Ok... This time i'm really (seriously (fer totally reals)) calling it a season. And i can do so with a smile and a goal. Saturday i went climbing with a friend and we put some serious effort in on a Golf Wall .12a. Didn't clip the chains, but it felt very doable. Golf tends to be sandbagged, and they say of it it's the biggest holds you can't hold onto. And by "they" i mean absolutely everyone. You get on these heinously overhanging problems and eventually you find yourself saying This is so huge...it's all there...Why am i so friggin' pumped??!

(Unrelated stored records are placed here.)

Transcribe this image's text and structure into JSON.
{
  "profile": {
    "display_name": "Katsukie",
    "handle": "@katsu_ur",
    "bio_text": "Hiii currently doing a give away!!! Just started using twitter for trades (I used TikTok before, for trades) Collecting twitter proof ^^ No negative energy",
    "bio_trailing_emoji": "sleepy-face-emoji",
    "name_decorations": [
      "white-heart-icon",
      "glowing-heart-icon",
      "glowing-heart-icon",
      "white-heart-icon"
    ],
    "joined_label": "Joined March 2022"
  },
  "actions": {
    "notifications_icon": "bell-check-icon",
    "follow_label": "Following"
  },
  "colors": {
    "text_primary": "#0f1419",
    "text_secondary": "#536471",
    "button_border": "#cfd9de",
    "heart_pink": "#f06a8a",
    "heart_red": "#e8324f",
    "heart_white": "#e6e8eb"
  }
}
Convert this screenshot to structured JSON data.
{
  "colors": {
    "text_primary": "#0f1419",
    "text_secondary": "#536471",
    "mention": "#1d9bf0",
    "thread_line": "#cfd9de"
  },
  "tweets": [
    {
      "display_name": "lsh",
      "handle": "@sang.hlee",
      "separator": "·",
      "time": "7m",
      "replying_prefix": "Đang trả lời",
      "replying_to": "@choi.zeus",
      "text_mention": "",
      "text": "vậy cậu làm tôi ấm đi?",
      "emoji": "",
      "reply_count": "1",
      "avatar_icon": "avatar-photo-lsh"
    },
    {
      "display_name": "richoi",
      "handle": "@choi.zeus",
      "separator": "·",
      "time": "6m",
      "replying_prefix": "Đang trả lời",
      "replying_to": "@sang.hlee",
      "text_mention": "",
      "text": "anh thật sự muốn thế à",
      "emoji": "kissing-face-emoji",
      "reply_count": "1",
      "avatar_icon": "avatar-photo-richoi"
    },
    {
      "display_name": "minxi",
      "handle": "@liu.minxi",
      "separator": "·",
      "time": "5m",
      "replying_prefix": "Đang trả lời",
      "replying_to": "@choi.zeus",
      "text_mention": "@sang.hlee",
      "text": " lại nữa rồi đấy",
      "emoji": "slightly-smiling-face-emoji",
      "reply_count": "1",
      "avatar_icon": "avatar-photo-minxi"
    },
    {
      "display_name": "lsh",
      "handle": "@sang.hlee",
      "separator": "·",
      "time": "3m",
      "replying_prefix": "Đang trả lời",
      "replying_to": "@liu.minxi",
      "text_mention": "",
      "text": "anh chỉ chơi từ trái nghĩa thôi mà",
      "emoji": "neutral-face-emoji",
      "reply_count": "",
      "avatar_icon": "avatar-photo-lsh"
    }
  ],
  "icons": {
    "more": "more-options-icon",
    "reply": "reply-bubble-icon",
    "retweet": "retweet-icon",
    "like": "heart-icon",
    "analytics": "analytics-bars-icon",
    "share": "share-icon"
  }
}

At any rate, it was a fabulous way to stop climbing for a coupla weeks; and i'll come back into next season with a serious and (i think) very realistic goal. Three Roofs felt like the sort of problem that'd fit just very neatly after a solid month of hangboarding. I will (GOD allowing) get that one. Very psyched, and very impatient to start a new season.
Over the last few weeks i've squeezed in several sessions in the gym--some good and some very bad. That's all i'll say about that: Definitely time to take a couple o' weeks off climbing.
Saturday before last i finally got back in to the irongym. Did deficit deads... First time since maybe end of June. Only did a "warmup": think i worked up to 345 for 5. Then did some Good Mornings. And then i walked like a very old man for the following week. Did also get in some weighted pullup a coupla days later.
Really want to get some general strength back to start a new season. Gunna try to keep the full-body strength training up and better integrated this next go-round.